Qui n’est belle sinon en sa bisarrerie ;
Et comme un pot pourry[1] des frères mandians,
Elle forme son goust de cent ingredians.
Or, grand roy, dont la gloire en la terre espenduë,
Dans un dessein si haut rend ma muse esperduë,
Ainsi que l’œil humain le soleil ne peut voir,
L’esclat de tes vertus offusque tout sçavoir ;
Si bien que je ne sçay qui me rend plus coulpable,
Ou de dire si peu d’un suject si capable,
Ou la honte que j’ay d’estre si mal apris,
Ou la témerité de l’avoir entrepris.
Mais quoy, par ta bonté, qui toute autre surpasse,
J’espère du pardon, avecque ceste grace
Que tu liras ces vers, où jeune je m’esbas
Pour esgayer ma force ; ainsi qu’en ces combas
De fleurets on s’exerce, et dans une barriere
Aux pages l’on reveille une adresse guerriere,
Follement courageuse, afin qu’en passe-temps
Un labeur vertueux anime leur printemps,
Que leur corps se desnouë, et se desangourdisse,
Pour estre plus adroits à te faire service.

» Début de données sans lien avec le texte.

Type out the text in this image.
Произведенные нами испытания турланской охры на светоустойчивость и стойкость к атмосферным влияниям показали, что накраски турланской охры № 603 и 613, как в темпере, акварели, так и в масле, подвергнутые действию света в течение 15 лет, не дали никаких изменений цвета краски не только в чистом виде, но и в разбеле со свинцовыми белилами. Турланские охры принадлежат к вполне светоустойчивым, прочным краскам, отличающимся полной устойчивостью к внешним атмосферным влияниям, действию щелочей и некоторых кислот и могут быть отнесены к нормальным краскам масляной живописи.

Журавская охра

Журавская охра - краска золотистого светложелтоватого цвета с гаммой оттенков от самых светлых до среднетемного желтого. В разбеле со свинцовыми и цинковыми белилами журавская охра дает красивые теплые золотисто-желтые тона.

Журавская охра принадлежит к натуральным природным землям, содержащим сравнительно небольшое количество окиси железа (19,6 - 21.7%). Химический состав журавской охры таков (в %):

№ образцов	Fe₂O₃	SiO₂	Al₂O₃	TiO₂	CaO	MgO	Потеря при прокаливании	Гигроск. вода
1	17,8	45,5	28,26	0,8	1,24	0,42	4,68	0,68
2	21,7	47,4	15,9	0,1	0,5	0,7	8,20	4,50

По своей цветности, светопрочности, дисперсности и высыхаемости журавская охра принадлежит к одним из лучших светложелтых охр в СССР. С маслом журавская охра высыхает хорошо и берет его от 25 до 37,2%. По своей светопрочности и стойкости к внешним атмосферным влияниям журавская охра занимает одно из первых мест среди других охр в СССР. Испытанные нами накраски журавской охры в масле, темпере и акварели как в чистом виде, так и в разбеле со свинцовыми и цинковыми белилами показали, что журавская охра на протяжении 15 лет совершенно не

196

Aussi je fais de mesme en ces caprices fous :
Je sonde ma portée et me taste le pous,
Afin que s’il advient, comme un jour je l’espere,
Que Parnasse m’adopte[2] et se dise mon pere,

  1. Pot pourry… Mélange de viandes et de légumes divers. En espagnol, olla podrida.
  2. Que Parnasse m’adopte…] Cette version est celle de l’édition de 1608. Celles de 1612 et 1613 portent : Que Parnasse m’adore. Quoique faites pendant la vie de l’auteur, nous regardons ce changement comme une faute plutôt que comme une correction.